In the US, while personal self-driving car technology appears to be slowly moving forward, championed by tech companies and carmakers, other efforts that could potentially have an impact on the labor market have slowed.

One example is all-electronic toll systems, which are currently in use on busy routes such as the Golden Gate Bridge and New York’s Henry Hudson Bridge between the Bronx and Manhattan. On the Henry Hudson, drivers that don’t have an EZ-Pass transponder must pay $5 by mail after their license plate is captured by a booth-mounted camera.

But drivers from Connecticut, for example, aren’t required to pay later because of a current deal with the Metropolitan Transportation Agency, though they have racked up a bill of $496,000 in a two-year period between 2012 and 2014, the Wall Street Journal reports.

In New Jersey, toll collectors have also faced concerns about privatization efforts that have also threatened their jobs. Those battles – which resulted in salary cuts for the public employees – occurred as the state continued transitioning into using EZ-Pass on the New Jersey Turnpike.
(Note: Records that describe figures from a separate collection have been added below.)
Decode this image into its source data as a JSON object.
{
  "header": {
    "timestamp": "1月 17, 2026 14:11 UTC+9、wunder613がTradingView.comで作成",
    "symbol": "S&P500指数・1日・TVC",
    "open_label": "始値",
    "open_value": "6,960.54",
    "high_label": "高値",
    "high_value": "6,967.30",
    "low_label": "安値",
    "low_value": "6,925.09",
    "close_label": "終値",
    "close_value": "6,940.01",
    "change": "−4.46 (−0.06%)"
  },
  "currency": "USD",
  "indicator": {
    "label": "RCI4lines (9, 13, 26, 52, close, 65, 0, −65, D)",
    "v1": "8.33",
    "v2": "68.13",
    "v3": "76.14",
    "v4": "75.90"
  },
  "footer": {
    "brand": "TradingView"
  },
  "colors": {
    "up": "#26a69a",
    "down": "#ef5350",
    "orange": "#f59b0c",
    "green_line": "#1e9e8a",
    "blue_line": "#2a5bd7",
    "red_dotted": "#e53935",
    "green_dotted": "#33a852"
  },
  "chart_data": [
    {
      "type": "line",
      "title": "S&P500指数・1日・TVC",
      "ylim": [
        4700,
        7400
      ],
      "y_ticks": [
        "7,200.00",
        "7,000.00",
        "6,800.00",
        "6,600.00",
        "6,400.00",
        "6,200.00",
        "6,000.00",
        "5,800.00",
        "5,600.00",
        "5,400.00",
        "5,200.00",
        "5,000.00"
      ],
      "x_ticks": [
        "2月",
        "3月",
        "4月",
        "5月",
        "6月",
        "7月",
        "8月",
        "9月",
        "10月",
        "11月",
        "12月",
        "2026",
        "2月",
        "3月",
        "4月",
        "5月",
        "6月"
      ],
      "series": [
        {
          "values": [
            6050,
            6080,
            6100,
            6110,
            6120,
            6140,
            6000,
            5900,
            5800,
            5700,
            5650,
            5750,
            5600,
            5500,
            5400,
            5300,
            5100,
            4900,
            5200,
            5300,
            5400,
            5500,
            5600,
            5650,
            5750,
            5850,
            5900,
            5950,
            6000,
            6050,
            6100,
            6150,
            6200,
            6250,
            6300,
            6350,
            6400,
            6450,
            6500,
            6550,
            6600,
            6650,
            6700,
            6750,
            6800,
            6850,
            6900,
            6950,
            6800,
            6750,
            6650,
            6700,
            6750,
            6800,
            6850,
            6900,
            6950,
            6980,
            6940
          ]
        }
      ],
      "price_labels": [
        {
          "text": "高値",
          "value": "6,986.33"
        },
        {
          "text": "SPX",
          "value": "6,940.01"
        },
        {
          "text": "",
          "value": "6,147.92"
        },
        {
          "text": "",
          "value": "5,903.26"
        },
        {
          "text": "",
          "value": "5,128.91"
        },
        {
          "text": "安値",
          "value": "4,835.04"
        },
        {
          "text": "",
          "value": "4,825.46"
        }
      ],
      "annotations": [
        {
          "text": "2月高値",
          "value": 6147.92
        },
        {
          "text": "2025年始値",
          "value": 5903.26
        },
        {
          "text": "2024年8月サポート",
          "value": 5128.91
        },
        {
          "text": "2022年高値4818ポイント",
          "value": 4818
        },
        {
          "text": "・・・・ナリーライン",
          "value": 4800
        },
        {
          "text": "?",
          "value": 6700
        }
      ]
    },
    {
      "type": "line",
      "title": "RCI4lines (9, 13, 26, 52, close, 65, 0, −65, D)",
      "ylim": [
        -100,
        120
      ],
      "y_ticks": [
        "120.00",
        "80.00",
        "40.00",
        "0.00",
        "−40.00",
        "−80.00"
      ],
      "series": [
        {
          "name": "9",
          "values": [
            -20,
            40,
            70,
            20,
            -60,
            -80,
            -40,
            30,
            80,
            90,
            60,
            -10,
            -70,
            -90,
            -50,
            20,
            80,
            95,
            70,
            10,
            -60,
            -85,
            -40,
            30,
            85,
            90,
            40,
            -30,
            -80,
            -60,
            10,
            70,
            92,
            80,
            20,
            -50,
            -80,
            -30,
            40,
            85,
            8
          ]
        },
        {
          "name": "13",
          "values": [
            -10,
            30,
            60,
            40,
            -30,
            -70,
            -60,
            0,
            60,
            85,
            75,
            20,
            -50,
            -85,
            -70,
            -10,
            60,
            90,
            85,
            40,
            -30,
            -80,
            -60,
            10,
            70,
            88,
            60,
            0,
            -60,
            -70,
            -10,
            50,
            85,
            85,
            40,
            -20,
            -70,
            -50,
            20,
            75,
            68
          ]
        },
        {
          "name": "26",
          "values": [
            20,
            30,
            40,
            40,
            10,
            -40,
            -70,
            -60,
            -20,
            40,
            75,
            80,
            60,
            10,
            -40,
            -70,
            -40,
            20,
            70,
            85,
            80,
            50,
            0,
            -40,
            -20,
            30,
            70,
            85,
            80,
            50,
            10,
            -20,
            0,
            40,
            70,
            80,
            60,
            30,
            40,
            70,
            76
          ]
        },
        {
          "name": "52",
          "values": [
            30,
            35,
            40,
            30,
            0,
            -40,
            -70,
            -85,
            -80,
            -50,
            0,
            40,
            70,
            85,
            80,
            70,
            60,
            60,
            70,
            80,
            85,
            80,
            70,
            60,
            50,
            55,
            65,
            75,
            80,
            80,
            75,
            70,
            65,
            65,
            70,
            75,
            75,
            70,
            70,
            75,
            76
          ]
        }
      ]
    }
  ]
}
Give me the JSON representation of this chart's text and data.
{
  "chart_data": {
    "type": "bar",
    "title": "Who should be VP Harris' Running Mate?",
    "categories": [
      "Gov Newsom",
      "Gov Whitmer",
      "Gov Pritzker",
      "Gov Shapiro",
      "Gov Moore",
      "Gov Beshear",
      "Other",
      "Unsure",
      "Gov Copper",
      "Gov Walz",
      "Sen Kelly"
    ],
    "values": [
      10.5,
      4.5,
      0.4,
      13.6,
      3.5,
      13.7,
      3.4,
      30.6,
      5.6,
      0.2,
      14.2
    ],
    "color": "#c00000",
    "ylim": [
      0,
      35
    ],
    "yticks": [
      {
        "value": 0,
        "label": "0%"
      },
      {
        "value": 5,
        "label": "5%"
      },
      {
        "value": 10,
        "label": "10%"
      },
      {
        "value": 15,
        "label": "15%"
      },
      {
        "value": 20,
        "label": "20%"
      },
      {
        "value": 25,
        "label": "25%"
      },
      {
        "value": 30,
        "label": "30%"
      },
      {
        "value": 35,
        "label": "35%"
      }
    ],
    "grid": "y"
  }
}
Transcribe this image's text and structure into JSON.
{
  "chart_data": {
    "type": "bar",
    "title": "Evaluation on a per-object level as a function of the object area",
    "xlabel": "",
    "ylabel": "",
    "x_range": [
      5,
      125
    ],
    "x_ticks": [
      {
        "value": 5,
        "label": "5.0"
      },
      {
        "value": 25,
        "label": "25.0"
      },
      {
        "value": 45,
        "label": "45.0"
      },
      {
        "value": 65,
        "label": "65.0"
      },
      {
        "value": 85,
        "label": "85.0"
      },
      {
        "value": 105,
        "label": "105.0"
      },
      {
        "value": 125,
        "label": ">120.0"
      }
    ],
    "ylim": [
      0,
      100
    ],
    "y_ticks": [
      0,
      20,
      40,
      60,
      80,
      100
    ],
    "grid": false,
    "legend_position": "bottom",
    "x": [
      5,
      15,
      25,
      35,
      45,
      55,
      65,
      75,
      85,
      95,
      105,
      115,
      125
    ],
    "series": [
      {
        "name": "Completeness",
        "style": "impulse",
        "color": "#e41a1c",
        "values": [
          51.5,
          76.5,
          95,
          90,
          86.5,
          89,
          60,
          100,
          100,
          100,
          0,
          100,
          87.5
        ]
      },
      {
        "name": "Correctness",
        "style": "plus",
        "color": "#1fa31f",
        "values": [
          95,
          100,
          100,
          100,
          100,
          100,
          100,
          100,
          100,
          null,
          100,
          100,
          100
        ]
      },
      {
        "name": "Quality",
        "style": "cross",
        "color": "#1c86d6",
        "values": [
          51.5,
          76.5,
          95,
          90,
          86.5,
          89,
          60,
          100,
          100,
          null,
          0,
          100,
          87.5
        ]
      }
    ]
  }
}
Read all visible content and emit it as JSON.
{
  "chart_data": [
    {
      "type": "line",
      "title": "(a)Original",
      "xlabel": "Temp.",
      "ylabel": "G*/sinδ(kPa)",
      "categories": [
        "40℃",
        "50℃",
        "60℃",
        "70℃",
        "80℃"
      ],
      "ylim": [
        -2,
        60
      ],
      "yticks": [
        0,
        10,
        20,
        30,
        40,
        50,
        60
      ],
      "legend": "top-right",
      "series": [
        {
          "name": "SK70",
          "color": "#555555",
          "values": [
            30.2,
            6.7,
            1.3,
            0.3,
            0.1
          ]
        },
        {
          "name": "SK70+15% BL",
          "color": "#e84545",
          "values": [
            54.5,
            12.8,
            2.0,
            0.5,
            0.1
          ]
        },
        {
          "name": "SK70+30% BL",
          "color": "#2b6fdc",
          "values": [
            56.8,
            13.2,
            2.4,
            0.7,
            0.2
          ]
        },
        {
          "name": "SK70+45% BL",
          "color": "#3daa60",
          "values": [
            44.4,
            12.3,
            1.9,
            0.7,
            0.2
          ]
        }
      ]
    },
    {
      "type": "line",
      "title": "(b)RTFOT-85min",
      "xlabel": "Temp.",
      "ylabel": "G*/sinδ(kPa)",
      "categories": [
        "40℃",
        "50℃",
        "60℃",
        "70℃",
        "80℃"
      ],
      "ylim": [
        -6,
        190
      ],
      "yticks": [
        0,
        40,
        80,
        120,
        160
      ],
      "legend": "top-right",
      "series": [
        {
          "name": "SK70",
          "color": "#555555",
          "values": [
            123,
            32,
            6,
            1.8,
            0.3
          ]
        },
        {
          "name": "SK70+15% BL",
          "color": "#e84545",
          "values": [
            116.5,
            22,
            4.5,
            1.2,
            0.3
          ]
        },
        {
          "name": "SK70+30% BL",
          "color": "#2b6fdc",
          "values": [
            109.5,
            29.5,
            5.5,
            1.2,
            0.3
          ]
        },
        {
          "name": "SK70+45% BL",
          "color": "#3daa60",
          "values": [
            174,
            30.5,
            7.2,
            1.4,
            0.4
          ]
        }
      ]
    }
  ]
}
Since the automated toll-taking system was first introduced in 2000, the turnpike has seen a decline from 900 toll workers to nearly 200 full-time and 450 part-time jobs.

But in a more unusual move in a time of increasing automation, Mercedes Benz recently gave some of its robot workers a pink slip, replacing them with human workers in its biggest plant, which produces 400,000 vehicles a year.

“Robots can’t deal with the degree of individualization and the many variants that we have today,” Markus Schaefer, head of production at the German carmaker, told Bloomberg. “We’re saving money and safeguarding our future by employing more people.”

But in the small town of Viken, the transition from human workers to automated shopping is making progress, though the store still needs human help.

One concern for Ilijason’s store is how older residents in the town of 4,200 people will use the new technology.

He is considering other ways to unlock the door, including using a credit card reader like what is used by many banks, or the more personal option of having someone man the store for a few hours a day to help people who aren’t comfortable with the high-tech shopping, the AP reports.

Currently, he receives deliveries and stacks products on the store’s shelves, then leaves the rest to his customers. For security, he has installed six security cameras and gets an alert by text message if the store’s door stays open for longer than eight seconds or if someone tries to break it open.

But some customers hailed the store’s speed and convenience. ”No queues,” Raymond Arvidsson, a friend of Ilijason's, told the AP. “Quick in, quick out. I like.”